Reputation: 51
I have a raw file with IP ranges (xx.xx.xx.xx-yy.yy.yy.yy) I want to create a new list with the range converted into single IP addresses. (All ranges are in a 1-255 range)
conditions
(1) If the difference between the fourth IP octet on each line is less or equal to the max
variable (say 5) It will loop and report each iteration as a single /32 address.
(2) IP address with more than the max variable will be reported as ip address with /24
The following bash script works fine but it is slow on files of 50,000 lines? Any help would be appreciated. Its part of a script that does other functions so I need to stay in BASH.
for i in $data; do
A=$(echo $i | sed 's/-.*//'); B=$(echo $i | sed 's/^.*-//')

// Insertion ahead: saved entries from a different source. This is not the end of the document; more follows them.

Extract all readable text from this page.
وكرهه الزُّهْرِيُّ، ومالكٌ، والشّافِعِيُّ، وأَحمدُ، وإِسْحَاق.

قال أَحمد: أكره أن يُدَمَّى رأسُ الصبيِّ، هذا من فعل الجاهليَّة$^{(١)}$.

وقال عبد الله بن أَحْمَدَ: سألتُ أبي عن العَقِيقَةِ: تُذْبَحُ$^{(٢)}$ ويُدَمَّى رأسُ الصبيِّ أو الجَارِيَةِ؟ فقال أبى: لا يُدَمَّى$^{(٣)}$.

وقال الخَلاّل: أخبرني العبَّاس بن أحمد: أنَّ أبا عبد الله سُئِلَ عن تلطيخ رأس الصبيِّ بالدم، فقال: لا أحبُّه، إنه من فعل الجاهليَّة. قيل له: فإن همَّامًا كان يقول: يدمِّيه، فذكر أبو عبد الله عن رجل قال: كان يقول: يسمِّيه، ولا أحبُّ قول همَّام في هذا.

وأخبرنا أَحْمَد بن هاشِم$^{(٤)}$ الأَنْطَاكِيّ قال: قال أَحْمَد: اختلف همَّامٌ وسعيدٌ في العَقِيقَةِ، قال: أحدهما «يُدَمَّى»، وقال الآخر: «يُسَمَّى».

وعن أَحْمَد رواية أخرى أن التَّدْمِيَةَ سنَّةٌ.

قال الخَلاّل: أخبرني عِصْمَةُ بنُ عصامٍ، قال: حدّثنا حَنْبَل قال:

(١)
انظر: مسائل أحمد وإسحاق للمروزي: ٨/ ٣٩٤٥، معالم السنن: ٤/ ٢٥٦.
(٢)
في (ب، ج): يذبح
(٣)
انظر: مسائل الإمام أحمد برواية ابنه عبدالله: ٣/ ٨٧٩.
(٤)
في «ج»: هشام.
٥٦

A1=$(echo $A | cut -d '.' -f 4); B1=$(echo $B | cut -d '.' -f 4)
diff=`expr $B1 - $A1`
if [ "$diff" == "0" ]; then
echo $A >> $outfile
elif [ "$diff" -gt "0" -a "$diff" -le $max ]; then
echo $A >> $outfile
for a in $(jot "$diff"); do
count=`expr $A1 + $a`
echo $A | sed "s/\.[0-9]*$/.$count/" >> $outfile
done
else
echo $A | sed 's/\.[0-9]*$/.0\/24/' >> $outfile
fi
done
Upvotes: 2
Views: 2732
Reputation: 15996
The likely reason your script is so slow for 50000 lines is that you having bash
call a lot of external programs (sed
, cut
, jot
, expr
), several times in each iteration of your inner and outer loops. Forking external processes adds a lot of time overhead, when compounded over multiple iterations.
If you want to do this in bash, and improve performance, you'll need to make use of the equivalent features that are built into bash. I took a stab at this for your script and came up with this. I have tried to keep the functionality the same:
for i in $data; do
A="${i%-*}"; B="${i#*-}"
A1="${A##*.}"; B1="${B##*.}"
diff=$(($B1 - $A1))
if [ "$diff" == "0" ]; then
echo $A >> $outfile
elif [ "$diff" -gt "0" -a "$diff" -le $max ]; then
echo $A >> $outfile
for ((a=1; a<=$diff; a++)); do
count=$(($A1 + $a))
echo "${A%.*}.$count" >> $outfile
done
else
echo "${A%.*}.0/24" >> $outfile
fi
done
In particular I've made a lot of use of parameter expansions and arithmetic expansions. I'd be interested to see what kind of speedup (if any) this has over the original. I think it should be significantly faster.
Upvotes: 1
Reputation: 3121
If you are okay with using python, install (download, extract and run sudo python setup.py install
) ipaddr library https://pypi.python.org/pypi/ipaddr, then write something like this
import ipaddr
for ip in (ipaddr.IPv4Network('192.0.2.0/24')):
print ip
Upvotes: 0